Query an immutable Bloom filter for non-membership. If the value is present, return False. If the value is not present, there is still some possibility that False will be returned.

(?) :: Hashable a => Bloom a -> a -> Bool Source #

Same as elem but with the opposite argument order:

x `elem` bfilter

versus

bfilter ? x

Mutable Bloom filters

data MBloom s a Source #

A mutable Bloom filter, for use within the ST monad.

Instances

Instances details

Show (MBloom s a) Source #
Instance details Defined in Data.BloomFilter.Classic.Internal Methods showsPrec :: Int -> MBloom s a -> ShowS # show :: MBloom s a -> String # showList :: [MBloom s a] -> ShowS #
NFData (MBloom s a) Source #
Instance details Defined in Data.BloomFilter.Classic.Internal Methods rnf :: MBloom s a -> () #

new :: BloomSize -> Salt -> ST s (MBloom s a) Source #

Create a new mutable Bloom filter.

The filter size is capped at maxSizeBits.

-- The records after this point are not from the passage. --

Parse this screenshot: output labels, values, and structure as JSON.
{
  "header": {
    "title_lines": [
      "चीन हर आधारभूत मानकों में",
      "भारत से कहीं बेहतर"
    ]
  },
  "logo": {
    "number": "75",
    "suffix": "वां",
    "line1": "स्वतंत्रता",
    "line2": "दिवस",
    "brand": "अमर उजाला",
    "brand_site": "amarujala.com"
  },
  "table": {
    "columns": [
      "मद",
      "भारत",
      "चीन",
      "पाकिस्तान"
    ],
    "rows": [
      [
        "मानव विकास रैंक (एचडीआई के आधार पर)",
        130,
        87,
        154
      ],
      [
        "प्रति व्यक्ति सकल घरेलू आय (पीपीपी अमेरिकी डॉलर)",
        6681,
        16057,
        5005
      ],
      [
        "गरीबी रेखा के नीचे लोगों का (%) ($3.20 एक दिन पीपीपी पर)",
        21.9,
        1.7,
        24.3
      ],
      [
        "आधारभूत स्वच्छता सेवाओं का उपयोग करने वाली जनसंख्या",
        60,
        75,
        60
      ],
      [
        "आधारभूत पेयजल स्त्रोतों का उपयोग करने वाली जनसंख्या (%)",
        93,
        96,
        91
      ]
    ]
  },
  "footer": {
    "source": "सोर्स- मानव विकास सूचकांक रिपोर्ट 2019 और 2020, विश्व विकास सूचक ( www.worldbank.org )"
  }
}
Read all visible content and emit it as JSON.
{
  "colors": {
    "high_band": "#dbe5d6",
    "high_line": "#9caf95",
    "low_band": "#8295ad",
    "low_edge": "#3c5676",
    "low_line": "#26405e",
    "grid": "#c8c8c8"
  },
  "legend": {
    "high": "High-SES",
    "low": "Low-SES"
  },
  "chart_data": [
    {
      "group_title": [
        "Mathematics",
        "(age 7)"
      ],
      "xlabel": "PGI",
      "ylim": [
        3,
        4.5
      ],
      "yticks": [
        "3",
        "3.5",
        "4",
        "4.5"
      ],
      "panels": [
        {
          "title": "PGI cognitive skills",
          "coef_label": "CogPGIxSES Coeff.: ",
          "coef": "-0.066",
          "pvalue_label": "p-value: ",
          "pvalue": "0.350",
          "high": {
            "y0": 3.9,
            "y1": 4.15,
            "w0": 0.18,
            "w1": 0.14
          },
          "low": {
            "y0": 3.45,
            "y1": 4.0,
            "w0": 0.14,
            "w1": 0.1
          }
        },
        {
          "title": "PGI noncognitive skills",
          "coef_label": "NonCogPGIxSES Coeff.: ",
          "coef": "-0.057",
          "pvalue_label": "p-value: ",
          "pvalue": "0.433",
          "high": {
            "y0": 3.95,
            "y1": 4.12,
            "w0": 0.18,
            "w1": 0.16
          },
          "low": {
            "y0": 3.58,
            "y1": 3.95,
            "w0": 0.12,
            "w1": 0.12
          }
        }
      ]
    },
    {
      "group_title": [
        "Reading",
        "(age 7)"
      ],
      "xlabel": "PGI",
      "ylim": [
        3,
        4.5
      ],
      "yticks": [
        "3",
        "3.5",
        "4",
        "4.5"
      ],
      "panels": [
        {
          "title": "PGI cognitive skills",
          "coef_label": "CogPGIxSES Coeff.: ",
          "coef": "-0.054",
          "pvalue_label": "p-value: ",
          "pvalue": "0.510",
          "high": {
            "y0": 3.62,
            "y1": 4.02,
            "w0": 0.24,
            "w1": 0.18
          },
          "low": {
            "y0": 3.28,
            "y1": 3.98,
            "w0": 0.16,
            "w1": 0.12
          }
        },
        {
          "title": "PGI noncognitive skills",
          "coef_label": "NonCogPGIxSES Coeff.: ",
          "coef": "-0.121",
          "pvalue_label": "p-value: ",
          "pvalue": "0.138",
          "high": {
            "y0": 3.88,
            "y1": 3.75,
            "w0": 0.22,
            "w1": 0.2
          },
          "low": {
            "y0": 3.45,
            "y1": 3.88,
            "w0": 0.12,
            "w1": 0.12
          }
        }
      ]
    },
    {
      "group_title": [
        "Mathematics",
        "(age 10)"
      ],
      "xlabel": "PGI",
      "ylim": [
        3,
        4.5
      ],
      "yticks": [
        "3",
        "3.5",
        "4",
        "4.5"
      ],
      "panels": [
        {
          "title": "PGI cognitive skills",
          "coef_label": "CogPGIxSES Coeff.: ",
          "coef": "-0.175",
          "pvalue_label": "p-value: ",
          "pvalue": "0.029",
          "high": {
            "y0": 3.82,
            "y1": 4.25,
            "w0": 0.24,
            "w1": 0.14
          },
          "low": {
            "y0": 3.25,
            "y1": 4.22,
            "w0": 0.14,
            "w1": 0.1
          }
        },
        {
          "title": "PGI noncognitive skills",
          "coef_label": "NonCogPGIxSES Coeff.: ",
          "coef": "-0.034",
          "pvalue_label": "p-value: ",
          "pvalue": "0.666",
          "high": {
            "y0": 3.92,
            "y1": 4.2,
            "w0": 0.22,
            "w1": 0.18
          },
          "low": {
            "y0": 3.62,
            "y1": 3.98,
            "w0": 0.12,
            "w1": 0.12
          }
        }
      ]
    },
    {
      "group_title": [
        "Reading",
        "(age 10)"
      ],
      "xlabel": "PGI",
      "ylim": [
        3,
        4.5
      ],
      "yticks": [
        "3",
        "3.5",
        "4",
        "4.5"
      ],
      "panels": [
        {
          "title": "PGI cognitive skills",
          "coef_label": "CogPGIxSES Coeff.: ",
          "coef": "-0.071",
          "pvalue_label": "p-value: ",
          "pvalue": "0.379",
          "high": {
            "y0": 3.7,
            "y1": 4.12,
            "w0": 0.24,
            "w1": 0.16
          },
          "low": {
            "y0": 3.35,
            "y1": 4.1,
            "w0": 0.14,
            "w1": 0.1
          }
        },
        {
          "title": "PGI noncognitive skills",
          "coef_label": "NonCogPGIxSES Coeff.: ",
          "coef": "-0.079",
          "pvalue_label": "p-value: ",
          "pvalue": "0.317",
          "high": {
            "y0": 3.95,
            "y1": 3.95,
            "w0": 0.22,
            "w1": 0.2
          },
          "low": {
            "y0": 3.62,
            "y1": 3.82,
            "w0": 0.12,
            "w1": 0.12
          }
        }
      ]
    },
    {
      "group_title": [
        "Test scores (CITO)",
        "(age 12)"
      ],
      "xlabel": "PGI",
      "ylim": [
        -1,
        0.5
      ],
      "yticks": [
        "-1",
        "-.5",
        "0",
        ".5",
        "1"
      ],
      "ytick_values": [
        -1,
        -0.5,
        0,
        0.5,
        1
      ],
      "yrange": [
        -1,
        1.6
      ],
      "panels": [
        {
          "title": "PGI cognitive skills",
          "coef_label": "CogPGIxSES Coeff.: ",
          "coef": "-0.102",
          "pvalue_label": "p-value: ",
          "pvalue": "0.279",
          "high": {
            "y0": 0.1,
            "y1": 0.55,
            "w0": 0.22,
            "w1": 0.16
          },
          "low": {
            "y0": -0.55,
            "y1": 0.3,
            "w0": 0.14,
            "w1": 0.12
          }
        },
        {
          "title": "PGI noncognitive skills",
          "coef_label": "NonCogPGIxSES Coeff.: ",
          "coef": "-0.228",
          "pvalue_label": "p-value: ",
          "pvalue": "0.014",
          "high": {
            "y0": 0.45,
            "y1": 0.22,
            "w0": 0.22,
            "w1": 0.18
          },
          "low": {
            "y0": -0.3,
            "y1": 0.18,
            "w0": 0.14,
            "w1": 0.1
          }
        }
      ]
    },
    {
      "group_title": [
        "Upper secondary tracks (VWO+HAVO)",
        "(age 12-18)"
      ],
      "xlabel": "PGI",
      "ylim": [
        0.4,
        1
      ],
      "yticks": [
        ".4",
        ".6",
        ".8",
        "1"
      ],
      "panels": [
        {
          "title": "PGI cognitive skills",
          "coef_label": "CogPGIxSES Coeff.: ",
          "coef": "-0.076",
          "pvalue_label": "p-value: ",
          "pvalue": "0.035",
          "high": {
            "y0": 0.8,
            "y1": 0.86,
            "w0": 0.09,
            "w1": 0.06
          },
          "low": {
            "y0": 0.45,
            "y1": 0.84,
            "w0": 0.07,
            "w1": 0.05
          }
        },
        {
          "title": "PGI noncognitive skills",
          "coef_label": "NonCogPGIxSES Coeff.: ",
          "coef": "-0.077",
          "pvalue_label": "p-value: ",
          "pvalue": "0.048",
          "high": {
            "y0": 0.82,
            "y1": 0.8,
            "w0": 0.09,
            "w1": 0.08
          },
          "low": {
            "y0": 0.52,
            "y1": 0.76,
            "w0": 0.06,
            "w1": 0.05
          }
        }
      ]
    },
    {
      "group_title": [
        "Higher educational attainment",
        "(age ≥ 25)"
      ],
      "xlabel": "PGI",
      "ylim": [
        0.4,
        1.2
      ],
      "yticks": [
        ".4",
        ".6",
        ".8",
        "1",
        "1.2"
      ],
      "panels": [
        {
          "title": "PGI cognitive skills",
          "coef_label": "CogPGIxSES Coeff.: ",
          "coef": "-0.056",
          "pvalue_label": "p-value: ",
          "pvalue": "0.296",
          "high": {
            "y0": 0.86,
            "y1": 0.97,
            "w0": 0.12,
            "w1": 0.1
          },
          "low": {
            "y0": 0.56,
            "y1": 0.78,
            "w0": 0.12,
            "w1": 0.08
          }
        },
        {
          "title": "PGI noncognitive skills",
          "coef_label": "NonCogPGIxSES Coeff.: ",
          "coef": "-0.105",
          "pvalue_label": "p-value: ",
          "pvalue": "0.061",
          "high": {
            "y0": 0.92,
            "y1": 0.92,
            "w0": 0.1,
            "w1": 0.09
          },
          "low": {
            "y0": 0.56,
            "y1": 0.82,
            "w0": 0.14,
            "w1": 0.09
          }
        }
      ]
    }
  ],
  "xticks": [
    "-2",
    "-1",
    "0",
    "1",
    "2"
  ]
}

maxSizeBits :: Int Source #

The maximum filter size is $2^48$ bits. Tell us if you need bigger bloom filters.

insert :: Hashable a => MBloom s a -> a -> ST s () Source #

Insert a value into a mutable Bloom filter. Afterwards, a membership query for the same value is guaranteed to return True.

read :: Hashable a => MBloom s a -> a -> ST s Bool Source #

Query a mutable Bloom filter for membership. If the value is present, return True. If the value is not present, there is still some possibility that True will be returned.

Conversion

freeze :: MBloom s a -> ST s (Bloom a) Source #

Create an immutable Bloom filter from a mutable one. The mutable filter may be modified afterwards.

thaw :: Bloom a -> ST s (MBloom s a) Source #

Copy an immutable Bloom filter to create a mutable one. There is no non-copying equivalent.

unsafeFreeze :: MBloom s a -> ST s (Bloom a) Source #

Create an immutable Bloom filter from a mutable one without copying. The mutable filter must not be modified afterwards. For a safer creation interface, use freeze or create.